Bittercress is still growing in damp spots so you can pick a few bits to add to your sandwich or shred into your flask of soup – it works particularly well with eggs, cheese and tomato flavours, I find.
Al of these are varieties and species I know very well – well enough to be rock-solid-certain of my safety in eating them! Always choose clean specimens that look healthy to eat – if your food’s unhealthy what chance do you have of staying healthy? – and when trying out something new, eat a small amount and see what happens before guzzling into a pan-full of whatever! If you’re concerned about the effects of a foodstuff on your body, don’t eat it – simple as that!
I’ve eaten a fair bit of roadkill over the years – rabbits and pheasants are very tasty and nutritious so why not? Just make sure the carcase is fresh and relatively undamaged – if you have to scrape it off the carriageway on a hot day, you’re asking for dangerous food-poisoning. If it looks like something you’d find in your local butcher’s shop, though, cook a small amount well and see how it works for you! If you don’t know how to butcher the critter in question properly, get someone to teach you before hacking into a carcase – various bits of the insides of any living thing shouldn’t be allowed to mix with the edible parts. I’ve done a lot of roadside filleting in my time so I just whip out the trusty knife, swiftly extract the tastiest portion of whatever and then tuck the rest of it out of sight under a hedge or behind a tree – the foxes and crows have to eat too and out of sight is out of mind for other people passing by who may be squeamish.
The question of legality also rears its head when you start picking wild plants for food – or even collecting roadkill.
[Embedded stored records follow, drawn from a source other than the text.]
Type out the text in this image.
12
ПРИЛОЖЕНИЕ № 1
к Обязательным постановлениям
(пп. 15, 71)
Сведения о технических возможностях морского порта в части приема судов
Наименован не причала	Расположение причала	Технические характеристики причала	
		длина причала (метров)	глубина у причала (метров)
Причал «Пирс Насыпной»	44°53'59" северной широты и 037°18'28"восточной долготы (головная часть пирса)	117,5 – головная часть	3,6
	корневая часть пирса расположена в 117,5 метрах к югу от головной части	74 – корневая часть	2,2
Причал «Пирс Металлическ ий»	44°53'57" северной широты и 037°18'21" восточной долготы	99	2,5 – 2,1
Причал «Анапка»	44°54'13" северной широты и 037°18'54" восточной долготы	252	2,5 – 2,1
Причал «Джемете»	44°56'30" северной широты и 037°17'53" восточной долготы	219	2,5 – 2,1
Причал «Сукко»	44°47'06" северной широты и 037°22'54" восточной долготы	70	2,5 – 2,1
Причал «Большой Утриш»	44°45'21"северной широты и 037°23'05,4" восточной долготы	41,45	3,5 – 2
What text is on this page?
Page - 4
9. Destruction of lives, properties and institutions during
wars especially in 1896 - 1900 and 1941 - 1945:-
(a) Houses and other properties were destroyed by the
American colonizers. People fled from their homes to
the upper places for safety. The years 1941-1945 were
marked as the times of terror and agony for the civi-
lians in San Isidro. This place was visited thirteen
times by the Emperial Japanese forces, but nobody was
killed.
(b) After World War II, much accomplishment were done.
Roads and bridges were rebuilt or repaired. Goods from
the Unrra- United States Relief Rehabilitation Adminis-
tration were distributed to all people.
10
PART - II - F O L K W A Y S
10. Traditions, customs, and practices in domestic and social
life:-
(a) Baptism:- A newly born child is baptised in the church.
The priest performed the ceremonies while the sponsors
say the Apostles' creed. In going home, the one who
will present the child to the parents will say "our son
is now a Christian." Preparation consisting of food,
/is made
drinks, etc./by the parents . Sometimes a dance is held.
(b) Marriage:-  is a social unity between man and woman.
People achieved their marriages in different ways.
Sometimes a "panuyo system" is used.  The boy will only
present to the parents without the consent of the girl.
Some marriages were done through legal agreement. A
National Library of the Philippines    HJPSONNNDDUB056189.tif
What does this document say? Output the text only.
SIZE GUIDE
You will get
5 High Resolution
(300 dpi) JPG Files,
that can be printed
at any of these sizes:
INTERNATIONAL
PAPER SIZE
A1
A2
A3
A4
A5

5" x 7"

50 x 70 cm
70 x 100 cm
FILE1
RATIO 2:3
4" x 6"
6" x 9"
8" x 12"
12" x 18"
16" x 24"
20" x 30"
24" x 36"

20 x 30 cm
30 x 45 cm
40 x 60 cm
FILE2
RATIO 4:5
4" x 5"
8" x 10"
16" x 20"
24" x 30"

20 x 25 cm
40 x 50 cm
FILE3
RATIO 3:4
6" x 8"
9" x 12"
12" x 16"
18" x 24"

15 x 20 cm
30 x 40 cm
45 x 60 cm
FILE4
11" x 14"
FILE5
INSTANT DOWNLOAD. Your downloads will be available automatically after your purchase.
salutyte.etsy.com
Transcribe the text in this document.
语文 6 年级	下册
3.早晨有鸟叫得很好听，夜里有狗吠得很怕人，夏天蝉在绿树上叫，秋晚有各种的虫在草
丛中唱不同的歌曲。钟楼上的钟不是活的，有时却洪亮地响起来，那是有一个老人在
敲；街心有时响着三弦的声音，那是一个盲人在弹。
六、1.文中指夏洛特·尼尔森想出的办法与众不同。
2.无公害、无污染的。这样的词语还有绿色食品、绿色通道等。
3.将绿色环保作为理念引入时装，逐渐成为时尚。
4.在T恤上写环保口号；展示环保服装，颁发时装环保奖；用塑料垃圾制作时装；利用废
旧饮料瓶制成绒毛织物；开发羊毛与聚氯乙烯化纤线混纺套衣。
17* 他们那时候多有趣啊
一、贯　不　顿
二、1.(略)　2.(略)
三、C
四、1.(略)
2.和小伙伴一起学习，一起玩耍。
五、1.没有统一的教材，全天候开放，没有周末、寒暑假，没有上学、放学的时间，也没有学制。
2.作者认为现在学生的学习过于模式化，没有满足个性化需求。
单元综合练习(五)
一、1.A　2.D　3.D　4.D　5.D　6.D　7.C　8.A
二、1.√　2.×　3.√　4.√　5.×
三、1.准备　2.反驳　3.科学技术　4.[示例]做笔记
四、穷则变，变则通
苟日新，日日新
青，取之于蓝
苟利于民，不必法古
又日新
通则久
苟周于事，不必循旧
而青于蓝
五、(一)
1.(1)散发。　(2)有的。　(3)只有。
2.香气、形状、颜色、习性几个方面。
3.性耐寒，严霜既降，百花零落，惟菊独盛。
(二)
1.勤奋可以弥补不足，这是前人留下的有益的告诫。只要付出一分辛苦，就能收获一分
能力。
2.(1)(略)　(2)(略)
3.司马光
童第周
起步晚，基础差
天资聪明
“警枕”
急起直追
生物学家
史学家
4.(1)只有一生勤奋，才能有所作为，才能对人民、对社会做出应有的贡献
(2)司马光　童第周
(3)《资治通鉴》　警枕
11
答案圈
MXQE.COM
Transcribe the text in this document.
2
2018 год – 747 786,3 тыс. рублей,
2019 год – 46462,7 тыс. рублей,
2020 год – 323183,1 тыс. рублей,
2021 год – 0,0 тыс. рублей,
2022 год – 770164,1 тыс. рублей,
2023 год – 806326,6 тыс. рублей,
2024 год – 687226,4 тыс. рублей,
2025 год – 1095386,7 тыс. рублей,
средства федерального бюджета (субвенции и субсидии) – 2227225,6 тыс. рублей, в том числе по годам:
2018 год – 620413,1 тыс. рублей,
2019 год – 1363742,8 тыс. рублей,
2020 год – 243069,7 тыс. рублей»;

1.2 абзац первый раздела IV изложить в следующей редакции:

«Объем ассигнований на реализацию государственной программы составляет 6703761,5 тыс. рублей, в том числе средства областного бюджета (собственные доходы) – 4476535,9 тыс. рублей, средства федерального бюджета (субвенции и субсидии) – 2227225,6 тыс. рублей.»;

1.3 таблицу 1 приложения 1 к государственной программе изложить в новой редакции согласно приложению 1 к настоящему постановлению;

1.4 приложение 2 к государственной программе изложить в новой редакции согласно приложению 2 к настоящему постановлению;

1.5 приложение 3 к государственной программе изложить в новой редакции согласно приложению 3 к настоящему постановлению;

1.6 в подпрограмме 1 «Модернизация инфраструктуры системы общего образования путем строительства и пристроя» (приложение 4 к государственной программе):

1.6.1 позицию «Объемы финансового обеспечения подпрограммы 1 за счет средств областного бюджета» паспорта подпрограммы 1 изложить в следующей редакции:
Check your national and local laws before setting out on your hike to make sure you know the score – here in the UK, for instance, it’s illegal to pick up roadkill if you’re the one who ran it over but if the car behind or a passing hiker scavenges your pheasant as it stops bouncing, that’s legal! You can’t sell anything you forage without hitting some very stringent regulations. You shouldn’t ever dig up roots, strip a plant to the ground, or take every berry in the patch – that’s as much about moral right as legal wrongs, of course. Take what you need in passing – a handful of blackberries, a couple of leaves of dandelion, two or three mushrooms from a group – but always leave enough for the wildlife, and for the plant to seed itself for the future.
In short, my philosophy here is that I nibble a bit in passing or gather enough for a meal as I travel, but I always leave some for the next person/bird/deer/slug along and until they tell me I can’t, that’s what I’ll do! It fits in with the ‘leave no trace’ ethos of wilderness camping pretty well since I take care to browse lightly over the landscape and it keeps the weight of my pack down!